The exhibition is the medium for this multimedia fiction where sound, smell, sight and touch all contribute to the experiential work. The artist draws on each of these senses to create new kinds of space for reading and for dreaming. Such as in ‘la Chambre Humaine’, the viewer is invited to lie on a plush velvet circular bed to contemplate and dream. Or in ‘le planète close’, which plays with modes of display by only allowing the viewer to see the alien installation via a series of tiny holes in the wall. Here, the smell becomes the dominant means of interacting with the creature inside through the unfamiliar scent around the small viewing windows.
All of these different spaces are held together by a printed carpet that is first encountered upon entering the exhibition. Titled “Planet Carpet (Uranus)”, the work is based on a picture of Uranus that has been edited to be saturated with colour. The carpet is spread throughout the show and holds together the world that Gonzalez-Foerster and her collaborators have built.
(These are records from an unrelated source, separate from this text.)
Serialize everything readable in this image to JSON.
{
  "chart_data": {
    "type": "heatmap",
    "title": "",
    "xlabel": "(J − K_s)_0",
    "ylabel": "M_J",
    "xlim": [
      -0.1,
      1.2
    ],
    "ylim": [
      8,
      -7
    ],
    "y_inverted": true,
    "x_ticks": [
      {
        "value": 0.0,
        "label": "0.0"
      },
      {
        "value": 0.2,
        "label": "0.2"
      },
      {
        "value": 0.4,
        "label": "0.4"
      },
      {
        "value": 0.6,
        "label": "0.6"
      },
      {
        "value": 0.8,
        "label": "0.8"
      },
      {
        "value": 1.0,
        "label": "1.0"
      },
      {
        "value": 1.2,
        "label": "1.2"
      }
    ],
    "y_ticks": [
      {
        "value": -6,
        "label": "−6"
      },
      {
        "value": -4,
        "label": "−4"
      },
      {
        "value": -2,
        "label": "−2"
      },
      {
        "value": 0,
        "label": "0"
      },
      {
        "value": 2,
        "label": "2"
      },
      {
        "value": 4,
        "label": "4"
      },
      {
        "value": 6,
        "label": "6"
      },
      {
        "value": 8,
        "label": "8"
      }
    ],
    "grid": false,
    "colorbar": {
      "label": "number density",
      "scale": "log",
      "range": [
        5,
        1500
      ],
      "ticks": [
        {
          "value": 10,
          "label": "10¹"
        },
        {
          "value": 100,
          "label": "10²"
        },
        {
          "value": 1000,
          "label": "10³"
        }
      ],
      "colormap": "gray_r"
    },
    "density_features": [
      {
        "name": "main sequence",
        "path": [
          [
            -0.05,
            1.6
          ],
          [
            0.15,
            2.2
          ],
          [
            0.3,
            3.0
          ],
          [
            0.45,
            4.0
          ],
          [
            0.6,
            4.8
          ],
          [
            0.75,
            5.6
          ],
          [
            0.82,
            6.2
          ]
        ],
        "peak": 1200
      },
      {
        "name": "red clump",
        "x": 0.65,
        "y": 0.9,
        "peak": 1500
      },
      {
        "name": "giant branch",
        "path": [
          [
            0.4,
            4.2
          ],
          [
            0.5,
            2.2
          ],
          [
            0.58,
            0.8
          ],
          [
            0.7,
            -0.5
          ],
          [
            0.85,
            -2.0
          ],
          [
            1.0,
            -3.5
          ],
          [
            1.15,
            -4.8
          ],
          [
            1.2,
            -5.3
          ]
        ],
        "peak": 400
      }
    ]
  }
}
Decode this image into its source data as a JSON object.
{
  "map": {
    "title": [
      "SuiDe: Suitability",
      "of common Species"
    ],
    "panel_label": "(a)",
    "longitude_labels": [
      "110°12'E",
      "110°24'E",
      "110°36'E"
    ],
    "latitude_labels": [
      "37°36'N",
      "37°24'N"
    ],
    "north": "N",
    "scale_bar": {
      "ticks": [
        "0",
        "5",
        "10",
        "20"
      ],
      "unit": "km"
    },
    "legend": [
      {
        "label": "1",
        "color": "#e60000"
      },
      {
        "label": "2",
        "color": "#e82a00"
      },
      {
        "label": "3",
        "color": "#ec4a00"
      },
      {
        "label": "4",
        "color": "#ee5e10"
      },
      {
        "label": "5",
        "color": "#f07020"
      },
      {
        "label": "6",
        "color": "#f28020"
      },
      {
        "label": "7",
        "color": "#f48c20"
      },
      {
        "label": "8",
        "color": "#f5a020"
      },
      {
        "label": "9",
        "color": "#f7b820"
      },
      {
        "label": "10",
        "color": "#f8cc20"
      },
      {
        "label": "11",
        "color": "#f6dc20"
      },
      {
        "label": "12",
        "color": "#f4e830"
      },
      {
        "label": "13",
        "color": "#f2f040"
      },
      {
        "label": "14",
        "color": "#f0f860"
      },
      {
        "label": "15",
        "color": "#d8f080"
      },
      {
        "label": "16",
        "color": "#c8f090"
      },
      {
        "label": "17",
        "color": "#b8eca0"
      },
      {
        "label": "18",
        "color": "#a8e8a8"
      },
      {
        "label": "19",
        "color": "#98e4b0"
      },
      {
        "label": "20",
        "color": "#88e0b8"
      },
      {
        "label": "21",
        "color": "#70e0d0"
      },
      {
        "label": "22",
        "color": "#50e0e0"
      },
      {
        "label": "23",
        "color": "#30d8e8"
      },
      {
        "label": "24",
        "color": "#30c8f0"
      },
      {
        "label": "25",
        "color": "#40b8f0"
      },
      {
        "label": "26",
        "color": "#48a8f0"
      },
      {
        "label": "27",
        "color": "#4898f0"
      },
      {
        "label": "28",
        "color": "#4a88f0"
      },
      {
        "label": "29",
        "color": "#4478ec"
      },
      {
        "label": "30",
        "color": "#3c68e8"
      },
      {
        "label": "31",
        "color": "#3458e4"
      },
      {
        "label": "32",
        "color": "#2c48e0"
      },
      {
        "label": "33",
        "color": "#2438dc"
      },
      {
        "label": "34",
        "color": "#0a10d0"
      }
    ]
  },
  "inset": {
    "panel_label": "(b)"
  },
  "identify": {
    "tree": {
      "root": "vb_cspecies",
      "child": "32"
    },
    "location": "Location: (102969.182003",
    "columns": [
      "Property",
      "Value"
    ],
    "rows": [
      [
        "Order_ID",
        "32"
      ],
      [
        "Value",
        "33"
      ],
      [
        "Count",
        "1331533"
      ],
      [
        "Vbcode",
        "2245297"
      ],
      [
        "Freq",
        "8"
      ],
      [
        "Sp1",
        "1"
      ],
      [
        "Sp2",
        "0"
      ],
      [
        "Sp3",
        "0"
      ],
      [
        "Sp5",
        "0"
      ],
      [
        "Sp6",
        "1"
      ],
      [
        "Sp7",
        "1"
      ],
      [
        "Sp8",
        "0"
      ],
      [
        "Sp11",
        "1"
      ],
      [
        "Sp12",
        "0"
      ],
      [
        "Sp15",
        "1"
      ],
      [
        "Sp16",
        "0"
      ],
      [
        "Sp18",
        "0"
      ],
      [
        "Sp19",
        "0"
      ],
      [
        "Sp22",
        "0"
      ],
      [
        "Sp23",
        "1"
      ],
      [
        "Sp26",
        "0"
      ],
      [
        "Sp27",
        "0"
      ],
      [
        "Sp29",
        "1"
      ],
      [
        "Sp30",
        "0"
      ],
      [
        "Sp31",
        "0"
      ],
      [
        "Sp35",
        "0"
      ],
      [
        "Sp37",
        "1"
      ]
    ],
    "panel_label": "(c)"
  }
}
Viewers can have an embodied experience of this world through the VR experience that allows each person to become an alien species and move about deep space slowly and meditatively, encountering other extraterrestrials along the way. Each species you meet changes the being you inhabit in a fun and colourful way, reflecting on what interspecies connections could look like.
This exhibition explores in a playful but experimental way how we can build new worlds for ourselves and forge new connections. It draws on an encyclopaedic level of references to look at how culture(s) shapes our worlds and creates new spaces for us to contemplate and dream. Where narratives of violence once dominated stories around human interactions with extraterrestrial life, Dominique Gonzalez-Foerster builds a world where aliens could be in love with humans and explores how that might make us feel.
Alienarium 5 runs until 04 September 2022.